We need to freeze all luxury developments, at least until we have enough affordable housing for every person who needs it. That includes people who have to choose between paying bills or rent each month, people who have to live with their family or friends because rent is too high, and the 6,000 people who passed that point long ago and now have no house to live in.

Marti Townsend
Kaimuki

TWO-WAY STREET

GIVE CREDIT TO HPD FOR HOSTING HOMELESS

Mahalo to the Honolulu Police Department for allowing the homeless to seek temporary shelter at Sister Roberta's Park. Sister Roberta must be smiling since this illustrates the humane side of the Police Department.

There will be some inconvenience, frustration and other problems, but this is an opportunity for the officers and civilians of the Police Department to serve the homeless.

On the other hand, the homeless will have an opportunity to reconfirm that they are decent, law-abiding citizens who are temporarily without economic resources. The homeless can demonstrate their mahalo by keeping the area clean and sanitary and by not interfering with the normal activities of the public and Police Department.

Think of the impact this gesture of aloha will have on the children. They will feel that they can be next to an officer and not feel afraid or feel the need to run and hide.

Cynthia Endo
Honolulu

RAINFALL

WARNINGS IGNORED

Hawai'i endured more than 40 days and 40 nights of rain and catastrophic flooding. Thunder crashes about me as I write. No one here has built an ark, but scientists say that like the Great Flood of the Bible, mankind has brought this on itself. Scientists also tell us what to do to save ourselves. As in biblical times, few listen.

Scott Allen
Kailua

RIVERS OF WATER

1958 RAINSTORM WAS FAR WORSE THAN RECENT ONE

I hear "long-time residents" saying March 31 was the worst storm they ever saw in Hawai'i. Am I the only one who remembers March 5, 1958, when O'ahu received 17 1/2 inches of rain in 24 hours?

It's taken a biblical 40 days and 40 nights of downpour to surpass that volume. The storm drains were so overloaded there were geysers shooting up through the sidewalks, and the streets downtown were curb-to-curb rivers of water.

Jean Garcia
Honolulu

POINT OF PRIDE

U.S. LENDS STRENGTH TO MANY NATIONS' FIGHTS

In response to Joseph Kaleo'onalani Aikala's March 31 letter titled "Overthrow," I would like to say that I am in full agreement that Kamehameha I should not be on the state quarter.

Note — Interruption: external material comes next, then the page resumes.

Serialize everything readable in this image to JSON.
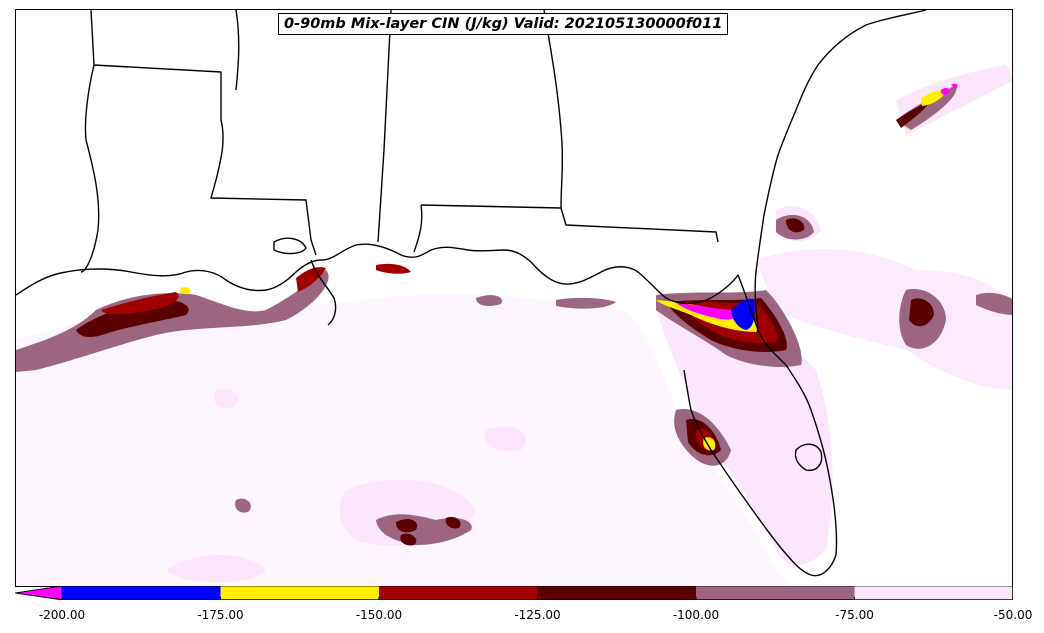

However, I would like to take it a step further and say that Queen Lili'uokalani should not be the one to grace the currency of our great country. Rather it should be Grover Cleveland, who was the president who conquered this "sovereign" nation: a nation that would have been helpless to prevent an "overthrow" or "invasion" by any country.

I would also like to remind Mr. Aikala that it was Uncle Sam's "Might makes right" attitude that put a stop to Adolf Hitler's plans of mass racial genocide, a plan that native Hawaiians would have undoubtedly fallen victim to.

It was the "our way or the highway" thinking that prevented communist North Korea from invading its peaceful neighbor and our "you're either with U.S. or against U.S." mentality that ended Saddam Hussein's bloodthirsty attacks on Kuwait that killed thousands of women and children.

Many brave Hawaiians have fought and died to defend the American values that you spit on with sarcasm. Shame on you for letting your pride cast a shadow over the memory of our fallen heroes. God bless America.